In the example, the output of Where goes into Select whose output may goto the console using a foreach. To understand yield, think of the foreach that writes to the console as pulling on a string of objects connecting Select to Where to the source collection. Each iteration of the loop pulls the string just enough to get at the next resulting element. This may in turn require Where to iterate multiple times until the predicate is once again satisfied.

// IEnumerable<Person> Where<Person>(
//     IEnumerable<Person> source,
//     Func<Person, bool> predicate)

public static IEnumerable<TSource> Where<TSource>(
    this IEnumerable<TSource> source,
    Func<TSource, bool> predicate) {
    foreach (TSource element in source) {
        if (predicate(element))
            yield return element;
    }
}

The Select operator is an example of one whose input type may differ from its output type. By its very nature, it projects one type onto another. It can even project onto an anonomous type, like in "Select(p => new { x = p.Name })", but then the var keyword must be used for its return type. In the example I project from Person to Person, which makes the matching signature of Select like the commented one below.

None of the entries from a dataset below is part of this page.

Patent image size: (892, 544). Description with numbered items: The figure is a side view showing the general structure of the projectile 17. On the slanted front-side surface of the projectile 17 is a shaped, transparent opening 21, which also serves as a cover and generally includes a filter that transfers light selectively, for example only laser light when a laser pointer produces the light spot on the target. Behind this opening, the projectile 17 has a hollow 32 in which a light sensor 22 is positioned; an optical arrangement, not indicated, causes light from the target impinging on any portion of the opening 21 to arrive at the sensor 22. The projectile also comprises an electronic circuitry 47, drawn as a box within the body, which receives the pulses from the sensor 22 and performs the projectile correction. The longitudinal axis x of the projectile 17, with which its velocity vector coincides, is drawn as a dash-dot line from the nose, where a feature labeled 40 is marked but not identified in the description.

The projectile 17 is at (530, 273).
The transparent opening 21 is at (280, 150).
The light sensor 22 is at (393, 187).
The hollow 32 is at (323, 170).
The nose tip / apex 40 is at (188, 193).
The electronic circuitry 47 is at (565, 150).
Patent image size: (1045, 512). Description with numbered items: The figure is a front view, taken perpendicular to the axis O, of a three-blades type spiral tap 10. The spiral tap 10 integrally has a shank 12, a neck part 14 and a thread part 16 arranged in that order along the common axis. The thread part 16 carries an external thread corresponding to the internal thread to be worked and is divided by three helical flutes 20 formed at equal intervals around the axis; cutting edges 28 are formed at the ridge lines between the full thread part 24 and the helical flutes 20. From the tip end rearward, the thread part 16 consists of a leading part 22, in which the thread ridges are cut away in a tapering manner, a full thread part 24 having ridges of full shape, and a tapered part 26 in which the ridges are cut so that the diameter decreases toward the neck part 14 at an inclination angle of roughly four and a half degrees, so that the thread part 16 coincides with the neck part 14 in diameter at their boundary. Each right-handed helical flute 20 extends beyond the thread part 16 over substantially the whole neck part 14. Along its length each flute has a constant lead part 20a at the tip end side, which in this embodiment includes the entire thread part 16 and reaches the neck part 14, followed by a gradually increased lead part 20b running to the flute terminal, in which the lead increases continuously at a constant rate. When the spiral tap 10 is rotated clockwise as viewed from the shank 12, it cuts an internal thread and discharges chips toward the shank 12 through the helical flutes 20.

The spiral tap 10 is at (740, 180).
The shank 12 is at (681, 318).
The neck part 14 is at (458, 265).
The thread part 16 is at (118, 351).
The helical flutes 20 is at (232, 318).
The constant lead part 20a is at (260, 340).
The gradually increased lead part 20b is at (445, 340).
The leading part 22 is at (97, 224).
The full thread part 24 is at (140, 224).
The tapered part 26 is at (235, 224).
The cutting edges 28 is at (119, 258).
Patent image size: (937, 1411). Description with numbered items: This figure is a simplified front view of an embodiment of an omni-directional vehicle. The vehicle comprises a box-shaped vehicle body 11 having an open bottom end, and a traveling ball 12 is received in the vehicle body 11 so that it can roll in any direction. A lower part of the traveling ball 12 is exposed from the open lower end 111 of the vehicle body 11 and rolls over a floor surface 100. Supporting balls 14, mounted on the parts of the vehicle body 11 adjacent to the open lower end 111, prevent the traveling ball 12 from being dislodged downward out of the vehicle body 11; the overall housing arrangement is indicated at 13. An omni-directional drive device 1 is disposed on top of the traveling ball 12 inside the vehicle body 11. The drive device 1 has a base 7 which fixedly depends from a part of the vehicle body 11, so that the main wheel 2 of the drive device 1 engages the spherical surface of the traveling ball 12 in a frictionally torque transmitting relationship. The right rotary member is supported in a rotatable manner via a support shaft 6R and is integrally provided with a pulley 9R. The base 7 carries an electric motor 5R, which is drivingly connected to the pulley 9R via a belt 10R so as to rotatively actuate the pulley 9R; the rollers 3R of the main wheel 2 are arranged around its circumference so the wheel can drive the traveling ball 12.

// IEnumerable<Person> Select<Person, Person>(
//     this IEnumerable<Person> source,
//     Func<Person, Person> selector)

public static IEnumerable<TResult> Select<TSource, TResult>(
    this IEnumerable<TSource> source,
    Func<TSource, TResult> selector) {
    foreach (TSource element in source)
        yield return selector(element);
}

The ability to chain methods together to form a data pipeline is what adds real power to LINQ. Although the idea of chaining methods together is old, the traditional approach of each method returning a new or mutated instance works best for objects of your own. Imagine adding to the IEnumerable<T> interface a set of query operators. Then every collection would have to provide implementations for Where, Select, and so on. Also, it wouldn’t be possible to add new operators in vNext of .NET without breaking existing code implementing the interface.

Extension methods solve this issue by providing the necessary syntactic sugar to make chaining of methods on a collection feel like chaining on an object of your own. Behind the scenes, the compiler rewrites calls to extension methods to static methods.

var v = Enumerable.Select(
    Enumerable.Where(people, p => p.Age > 25),
    p => p);

Note how, without the use of extension methods, operations must be specified in the opposite order in which they’re executed. This doesn’t read as nicely as the “infix” syntax when many operations are chained together.